The average levels of vitamin D in the blood are as follows:

  • Anything above 150ng/mL of blood is toxic
  • Around 60ng/mL of blood is the safe upper limit. Doctors recommend that you shouldn't go above that.
  • Around 25ng/mL is the safest level of vitamin D in the blood.

You can find out how much vitamin D is in your body by taking a simple blood test. Your doctor will inform you whether you're deficient in vitamin D or not. Make sure that you don’t begin supplementation with vitamin D unless you have spoken with your doctor first.

What Happens If You Have Too Much Vitamin D?

As mentioned earlier, vitamin D accumulates over time as it's stored in the fat cells of your body. It's important to mention that some people might never develop symptoms, even if they have a lot of vitamin D in their bodies. However, when symptoms do occur, they're quite visible and they might cause great discomfort for the person in question.

For example, vitamin D toxicity can lead to hypercalcemia. This is characterized by an excessive amount of calcium in the body. Too much calcium can put a lot of stress on the kidneys as these organs will constantly struggle to eliminate it through urine. Symptoms of hypercalcemia include nausea, vomiting, constipation, and headaches.
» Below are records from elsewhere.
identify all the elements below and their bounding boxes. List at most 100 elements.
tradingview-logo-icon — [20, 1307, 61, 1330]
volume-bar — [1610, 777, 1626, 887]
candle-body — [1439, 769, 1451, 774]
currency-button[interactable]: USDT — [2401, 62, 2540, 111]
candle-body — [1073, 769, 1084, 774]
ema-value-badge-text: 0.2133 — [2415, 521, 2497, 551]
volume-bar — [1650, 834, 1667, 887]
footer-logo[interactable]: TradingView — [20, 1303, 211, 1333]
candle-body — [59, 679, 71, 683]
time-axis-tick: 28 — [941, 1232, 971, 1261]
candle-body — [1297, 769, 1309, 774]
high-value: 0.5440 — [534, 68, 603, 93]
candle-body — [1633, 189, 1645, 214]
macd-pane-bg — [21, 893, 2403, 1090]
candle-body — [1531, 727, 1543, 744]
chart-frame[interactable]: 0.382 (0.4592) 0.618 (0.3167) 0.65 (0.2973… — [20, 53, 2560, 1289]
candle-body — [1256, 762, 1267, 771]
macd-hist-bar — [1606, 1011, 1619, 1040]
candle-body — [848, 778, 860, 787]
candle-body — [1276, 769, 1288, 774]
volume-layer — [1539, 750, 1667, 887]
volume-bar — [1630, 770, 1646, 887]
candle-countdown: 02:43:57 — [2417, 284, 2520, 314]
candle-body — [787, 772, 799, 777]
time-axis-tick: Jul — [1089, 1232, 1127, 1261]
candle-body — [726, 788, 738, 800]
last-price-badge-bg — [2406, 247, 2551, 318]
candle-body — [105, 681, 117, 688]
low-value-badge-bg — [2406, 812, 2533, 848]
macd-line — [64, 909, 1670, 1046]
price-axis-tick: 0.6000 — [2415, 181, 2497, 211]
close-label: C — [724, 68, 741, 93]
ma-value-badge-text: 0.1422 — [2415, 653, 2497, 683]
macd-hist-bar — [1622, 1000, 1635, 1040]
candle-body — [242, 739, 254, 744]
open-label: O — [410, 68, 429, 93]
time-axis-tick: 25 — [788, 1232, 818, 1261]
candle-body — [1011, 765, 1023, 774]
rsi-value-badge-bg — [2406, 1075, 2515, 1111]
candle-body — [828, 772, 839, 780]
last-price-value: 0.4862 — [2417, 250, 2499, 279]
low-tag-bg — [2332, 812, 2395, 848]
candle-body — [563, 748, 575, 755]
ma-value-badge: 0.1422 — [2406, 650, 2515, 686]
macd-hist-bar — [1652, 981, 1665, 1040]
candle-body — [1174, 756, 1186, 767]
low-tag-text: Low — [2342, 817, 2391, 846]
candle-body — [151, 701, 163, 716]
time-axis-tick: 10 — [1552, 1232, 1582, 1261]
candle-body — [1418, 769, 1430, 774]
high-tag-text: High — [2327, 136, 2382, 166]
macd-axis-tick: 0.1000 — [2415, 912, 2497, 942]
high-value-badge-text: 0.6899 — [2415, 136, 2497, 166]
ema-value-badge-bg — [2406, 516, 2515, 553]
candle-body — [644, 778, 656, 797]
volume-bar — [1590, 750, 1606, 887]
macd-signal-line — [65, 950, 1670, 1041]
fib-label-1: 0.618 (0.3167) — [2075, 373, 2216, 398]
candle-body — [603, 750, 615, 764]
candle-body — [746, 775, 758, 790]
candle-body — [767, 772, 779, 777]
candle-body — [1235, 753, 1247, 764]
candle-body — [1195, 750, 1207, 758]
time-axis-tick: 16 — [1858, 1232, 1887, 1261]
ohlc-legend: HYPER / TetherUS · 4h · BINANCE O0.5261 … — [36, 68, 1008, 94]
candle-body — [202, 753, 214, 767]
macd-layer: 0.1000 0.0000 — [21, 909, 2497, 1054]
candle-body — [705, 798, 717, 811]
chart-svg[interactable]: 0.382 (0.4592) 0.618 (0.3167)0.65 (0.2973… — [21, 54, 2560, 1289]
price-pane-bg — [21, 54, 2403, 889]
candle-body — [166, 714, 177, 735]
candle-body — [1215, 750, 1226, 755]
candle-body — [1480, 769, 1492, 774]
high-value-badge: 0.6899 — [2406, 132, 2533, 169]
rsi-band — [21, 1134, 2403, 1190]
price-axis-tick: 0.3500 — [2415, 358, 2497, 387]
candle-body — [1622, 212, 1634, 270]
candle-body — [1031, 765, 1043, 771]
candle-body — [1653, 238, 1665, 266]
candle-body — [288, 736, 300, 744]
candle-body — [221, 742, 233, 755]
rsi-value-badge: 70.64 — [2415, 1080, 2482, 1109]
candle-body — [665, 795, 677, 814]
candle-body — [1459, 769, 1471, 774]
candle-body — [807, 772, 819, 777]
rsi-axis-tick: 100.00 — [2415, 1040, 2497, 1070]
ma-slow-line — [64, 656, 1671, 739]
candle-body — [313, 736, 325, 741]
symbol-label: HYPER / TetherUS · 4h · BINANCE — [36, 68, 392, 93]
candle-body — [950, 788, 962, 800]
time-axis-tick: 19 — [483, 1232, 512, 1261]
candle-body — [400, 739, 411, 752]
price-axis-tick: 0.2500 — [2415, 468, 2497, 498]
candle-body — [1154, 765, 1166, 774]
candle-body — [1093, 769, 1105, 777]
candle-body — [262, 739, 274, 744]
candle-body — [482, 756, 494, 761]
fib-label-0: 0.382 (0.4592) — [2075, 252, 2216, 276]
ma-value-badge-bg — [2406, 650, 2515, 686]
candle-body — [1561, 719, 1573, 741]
At the same time, too much vitamin D can also cause an abnormal heart rhythm, confusion, and weakness in various individuals. To prevent such symptoms, make sure that you never exceed taking more than 4,000 IU of vitamin D per day. If you're supplementing, remember that you will take some vitamin D from the sun and your diet as well, so your supplementation dosage should be smaller than the recommended dosage.

Important Things to Know About Vitamin D

Since you will be taking a lot of vitamin D from sunlight during warm seasons, it's a good idea to reduce your supplementation of vitamin D in these months. This will prevent a buildup of vitamin D in the body and it lowers to chances of reaching vitamin D toxicity.

However, people with dark-skin pigmentation shouldn't reduce their supplementation with this vitamin. That's because a darker skin considerably reduces the absorption of vitamin D. This is probably the reason why so many African-American men have a deficiency of vitamin D which can lead to prostate cancer.

At the same time, using sunscreen during the summer can also reduce the absorption of vitamin D. Ideally, people should expose themselves to mild sunlight until 11 am and then after16 pm. This will prevent the hot sunlight from causing burns or skin cancer. If you want to wear sunscreen to protect the skin, make sure that you use it during the first stages of sun exposure, not all the time.

Why Is Vitamin D so Important?

An increasing body of scientific knowledge reveals that vitamin D is crucial for a plethora of bodily functions. For example, it facilitates the absorption of calcium and without sufficient vitamin D, you can develop fragile bones and osteoporosis. Vitamin D also plays a vital role in the immune function, protecting you from diseases and illnesses.

Another benefit of vitamin D is optimizing muscle function. An adequate amount of this vitamin allows your muscles to move freely and remain flexible. Vitamin D also helps to carry nerve messages between the brain and your muscles. That's why people who have too little vitamin D in their bodies are predisposed to various issues with the nervous system. Check out this article to learn more about the benefits of vitamin d3.

As you can see, you need to get an optimal amount of vitamin Di n the body, but without exceeding the maximum dosage. If you have a vitamin D deficiency already, it might take months of supplementation until you reach healthy blood levels of vitamin D.

Now You Know How Much Vitamin D Is Too Much!

Hopefully, this article acted as an eye-opener for you and now you know how much is too much when it comes to vitamin D. Make sure that you speak with your healthcare provider to determine if you need to start vitamin D supplementation or not.